The MSM, whines Reynolds, is trying to make the torturers in D.C. "look bad." Oh, boo hoo hoo! Thank god we have the fact-checkers in the pro-torture wing of the "blogosphere" to set us straight. Except that Reynolds, as usual, is emitting ignorant bullsh*t to the nth degree. The Nicaragua/El Salvador gang of thugs and torturers, led by Ollie North and funded by a deal with the Iranian mullahs (thanks, Michael Ledeen!), was no respecter of borders, as In These Times points out:

    That policy included backing the contras – a surrogate army dedicated to overthrowing
    the democratically elected Sandinista government of Nicaragua. It also involved funding the military thugocracy of El Salvador and supervising its war against a popular leftist rebellion. In his role as public servant, Abrams found time to cover up the genocidal policies of the Guatemalan government and embrace the government of Honduras while it perpetrated serial human rights abuses through Battalion 3-16, a U.S.-trained ‘intelligence unit’ turned death squad.

And of course the death squads of El Salvador are grateful to the Republicans, who supported them with money and political backing, with the ARENA party – founded by death-squads leader Roberto D’Aubisson – backing the Bushies to the hilt, as PBS points out:

    The relationship between today’s President Bush and El Salvador’s conservative ARENA party government is one of mutual gratitude. Consider it payback.

The inheritors of the death-squads franchise (Central American division) have a lot of affinity for the Bushies, considering that so many of the latter are veterans of the Iran-Contra scandal: Eliot Abrams is now doing to the Middle East what he did to Central America in the 1980s. Current Bush administration officials Richard Armitage, John Poindexter, Roger Noriega, and Otto Reich are all alumni of Death Squad U. Having perfected their course materials, they are teaching Iraqis – and American soldiers – the basics of "counter-insurgency" techniques, updated for the post-9/11 era.

Obviously, the anti-insurgent operation run by Col. North against the Sandinistas was intimately connected to a similar covert-action program being run in El Salvador.
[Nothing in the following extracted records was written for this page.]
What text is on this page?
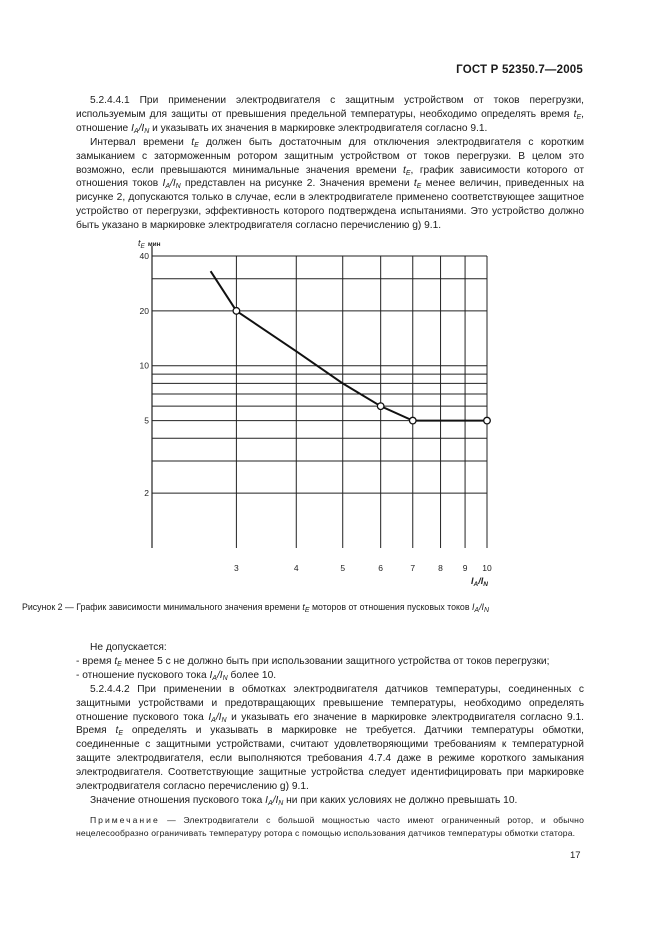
ГОСТ Р 52350.7—2005

5.2.4.4.1 При применении электродвигателя с защитным устройством от токов перегрузки, используемым для защиты от превышения предельной температуры, необходимо определять время $t_E$, отношение $I_A/I_N$ и указывать их значения в маркировке электродвигателя согласно 9.1.

Интервал времени $t_E$ должен быть достаточным для отключения электродвигателя с коротким замыканием с заторможенным ротором защитным устройством от токов перегрузки. В целом это возможно, если превышаются минимальные значения времени $t_E$, график зависимости которого от отношения токов $I_A/I_N$ представлен на рисунке 2. Значения времени $t_E$ менее величин, приведенных на рисунке 2, допускаются только в случае, если в электродвигателе применено соответствующее защитное устройство от перегрузки, эффективность которого подтверждена испытаниями. Это устройство должно быть указано в маркировке электродвигателя согласно перечислению g) 9.1.

2
5
10
20
40
3	4	5	6	7	8 9 10
$t_E$ $^{мин}$
$I_A/I_N$
Рисунок 2 — График зависимости минимального значения времени $t_E$ моторов от отношения пусковых токов $I_A/I_N$

Не допускается:

- время $t_E$ менее 5 с не должно быть при использовании защитного устройства от токов перегрузки;

- отношение пускового тока $I_A/I_N$ более 10.

5.2.4.4.2 При применении в обмотках электродвигателя датчиков температуры, соединенных с защитными устройствами и предотвращающих превышение температуры, необходимо определять отношение пускового тока $I_A/I_N$ и указывать его значение в маркировке электродвигателя согласно 9.1. Время $t_E$ определять и указывать в маркировке не требуется. Датчики температуры обмотки, соединенные с защитными устройствами, считают удовлетворяющими требованиям к температурной защите электродвигателя, если выполняются требования 4.7.4 даже в режиме короткого замыкания электродвигателя. Соответствующие защитные устройства следует идентифицировать при маркировке электродвигателя согласно перечислению g) 9.1.

Значение отношения пускового тока $I_A/I_N$ ни при каких условиях не должно превышать 10.

Примечание — Электродвигатели с большой мощностью часто имеют ограниченный ротор, и обычно нецелесообразно ограничивать температуру ротора с помощью использования датчиков температуры обмотки статора.

17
As one report has it:

    Some investigators, however, have concluded that North probably used the Iran arms-sales profits to finance a secret weapons airlift from a U.S.-controlled air base in El Salvador to contra fighters in Nicaragua.

Leave it to some shyster lawyer out in the boondocks to try to spin the horrific slaughter of Central American peasants during the 1980s as No Big Deal: "This is either inexcusable sloppiness," scolds "The Professor," "or simply a stretch to try to bring in more stuff that might make it look bad."

It looks bad, Glenn old boy, because it is bad, so go back to hectoring your students on the finer points of ambulance-chasing and ask yourself this: why do you approve of death squads, whether they be in El Salvador and Nicaragua in the 1980s, or in "liberated" Iraq?